A prominent Salvadoran lawyer who is known for publicly accused the government of President Nayib Bukele of corruption and failed crime was held on Sunday evening, according to the employer of the lawyer, a human rights organization.
Ruth López, who leads the anti-corruption and justice unit of the organization, was not formally accused according to a statement from the group from Monday and its location, according to a statement from the group.
The arrest was confirmed by the office of the Attorney General of the Land, which in An online message said that Mrs. López’s “administrative detention” was linked to her earlier work as the “right hand” of a magistrate and former government official, Eugenio Chicas.
Mr. Chicas, a former president of El Salvador’s Supreme Electoral Tribunal, who also served as a press secretary of former President Salvador Sánchez Cerén, was arrested in February for accusation of illegal enrichment.
“Ruth López worked together in the theft of funds from the principal of the state,” said the office of the attorney general in his position.
The arrest of Mrs. López led to immediate protest within and outside El Salvador of human rights groups and experts. They said that Mr Bekele, encouraged by his relationship with President Trump, had agreed to lock up migrants from the United States, attacked his critics.
“For years, Ruth López has courageously exposed corruption and human rights violations in El Salvador,” said Juanita Goebertus, America director of Human Rights Watch, in a statement. “Her arrest is not an isolated incident – it marks a dangerous escalation in President Bukele’s efforts to silence different opinions.”
Since 2022, Mr Bukele has held a state of emergency with which authorities can perform arrests as desired, which bypasses the appropriate process.
Initially imposed to combat the gang violence, the state of emergency led to a dramatic reduction in crime, but also has the result At least 80,000 people are held and placed in the infamous prison system of El Salvador.
The organization of Mrs. López, Cristosal, has emerged as an important force in exposing abuse in the prison system and then. The group has repeatedly accused the Bukele government of keeping people in pretial detention without access to lawyers or their families, in a condition that the director of the group, Noah Bullock, has said that amounts are forced to disappear.
Cristosal said that Mrs. López had now fallen victim to that crime, who described it as “a serious violation of human rights under international law.”
Mrs. López is at the forefront of investigating possible corruption or negligence by the government of Bukele. One study is related to the abuse of pandemic funds and another is bound by the contamination of the local water supply caused by the construction of the country’s megapison, known as Cecot. Another criticized the use of public funds to pay for Pegasus software that was used to spy on journalists and human rights groups in El Salvador.

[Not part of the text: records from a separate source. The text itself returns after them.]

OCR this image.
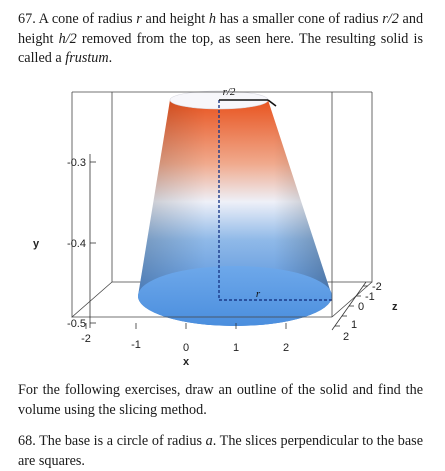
67. A cone of radius r and height h has a smaller cone of radius r/2 and height h/2 removed from the top, as seen here. The resulting solid is called a frustum.
r/2
r
-0.3
-0.4
-0.5
y
-2	-1	0	1	2
x
-2
-1
0
1
2
z
For the following exercises, draw an outline of the solid and find the volume using the slicing method.
68. The base is a circle of radius a. The slices perpendicular to the base are squares.
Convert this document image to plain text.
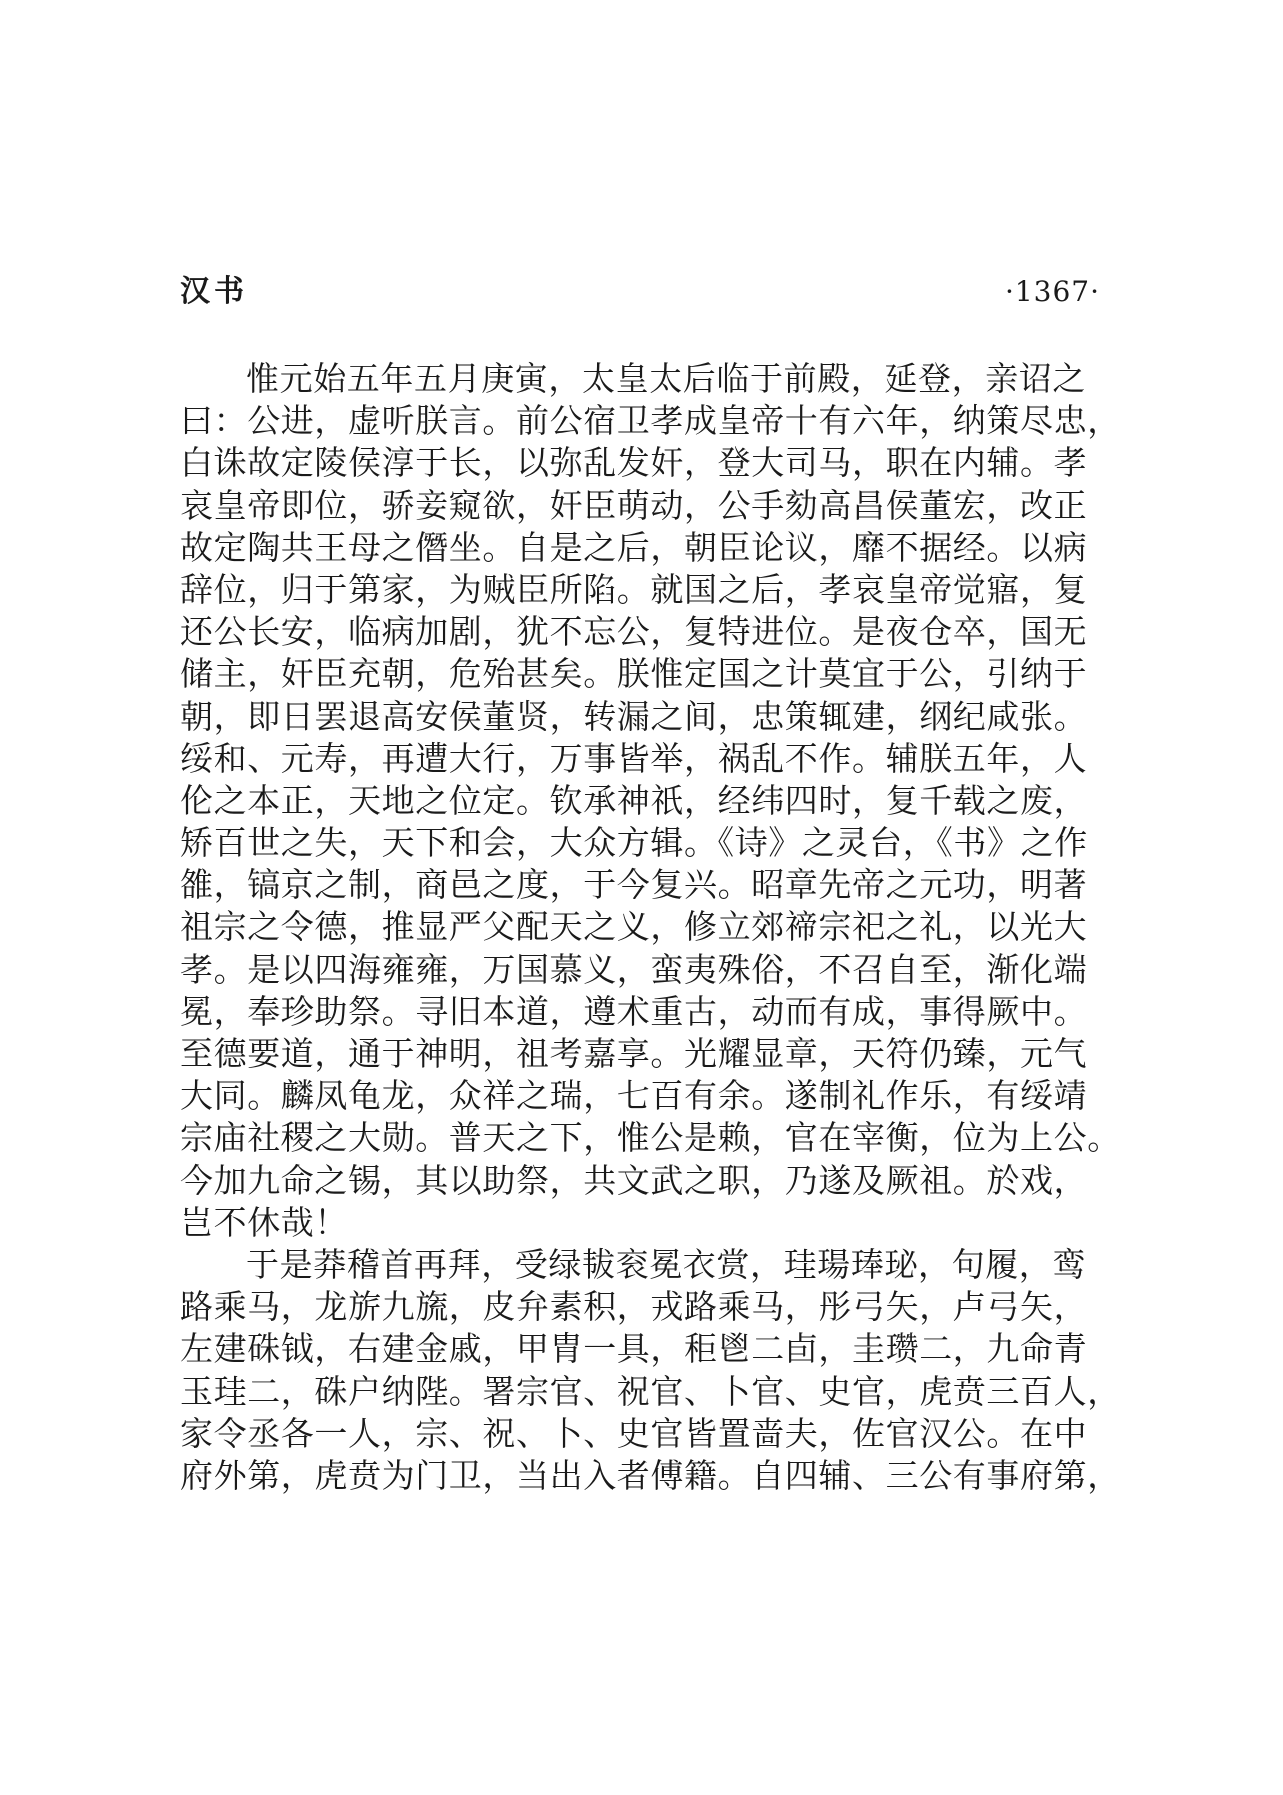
汉书	·1367·
惟元始五年五月庚寅，太皇太后临于前殿，延登，亲诏之
曰：公进，虚听朕言。前公宿卫孝成皇帝十有六年，纳策尽忠，
白诛故定陵侯淳于长，以弥乱发奸，登大司马，职在内辅。孝
哀皇帝即位，骄妾窥欲，奸臣萌动，公手劾高昌侯董宏，改正
故定陶共王母之僭坐。自是之后，朝臣论议，靡不据经。以病
辞位，归于第家，为贼臣所陷。就国之后，孝哀皇帝觉寤，复
还公长安，临病加剧，犹不忘公，复特进位。是夜仓卒，国无
储主，奸臣充朝，危殆甚矣。朕惟定国之计莫宜于公，引纳于
朝，即日罢退高安侯董贤，转漏之间，忠策辄建，纲纪咸张。
绥和、元寿，再遭大行，万事皆举，祸乱不作。辅朕五年，人
伦之本正，天地之位定。钦承神祇，经纬四时，复千载之废，
矫百世之失，天下和会，大众方辑。《诗》之灵台，《书》之作
雒，镐京之制，商邑之度，于今复兴。昭章先帝之元功，明著
祖宗之令德，推显严父配天之义，修立郊禘宗祀之礼，以光大
孝。是以四海雍雍，万国慕义，蛮夷殊俗，不召自至，渐化端
冕，奉珍助祭。寻旧本道，遵术重古，动而有成，事得厥中。
至德要道，通于神明，祖考嘉享。光耀显章，天符仍臻，元气
大同。麟凤龟龙，众祥之瑞，七百有余。遂制礼作乐，有绥靖
宗庙社稷之大勋。普天之下，惟公是赖，官在宰衡，位为上公。
今加九命之锡，其以助祭，共文武之职，乃遂及厥祖。於戏，
岂不休哉！
于是莽稽首再拜，受绿韨衮冕衣赏，珪瑒琫珌，句履，鸾
路乘马，龙旂九旒，皮弁素积，戎路乘马，彤弓矢，卢弓矢，
左建硃钺，右建金戚，甲胄一具，秬鬯二卣，圭瓒二，九命青
玉珪二，硃户纳陛。署宗官、祝官、卜官、史官，虎贲三百人，
家令丞各一人，宗、祝、卜、史官皆置啬夫，佐官汉公。在中
府外第，虎贲为门卫，当出入者傅籍。自四辅、三公有事府第，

“The link with Chicas in the Ruth case has been manufactured – a dubious pretext to lock her up randomly,” said Napoleón Campos, a political analyst of Salvadoran. Mr Campos said that the arrest should be viewed instead in the context of “human rights violations, the intimidation of environmental defenders and the broader attack by the Bukele regime for civil society.”
This month, various journalists with the Salvadoran Independent Investigative News Outlet El Faro Fled El Salvador After he learned that the government prepared Warrants for their arrests. The outlet said that such a movement would amount to “the most frontal state attack on freedom of press in El Salvador since Bukele came to the office in 2019.”
El Faro has been investigating the Bukele government and its supposed negotiations with the land leaders of the country for years and said that his journalists were placed under supervision and intimidated as a result.
A spokeswoman for the presidency, Wendy Ramos, did not answer any questions about what grounds the government had before looking for the arrest of Mrs. López or the El Faro journalists.
The Salvadoran government has consistently criticized Mr Bukele and his security policy as efforts of members of the political opposition to affect the president.
Mr Bukele’s approval classifications have consistently remained more than 80 percent in surveys of public opinion.
Mr. Bullock, director of Cristosal, has done doubt about the high assessmentsSaying that the Salvadoran public in the light of massive arrests has become afraid of expressing dissatisfaction with the president and his iron royal approach.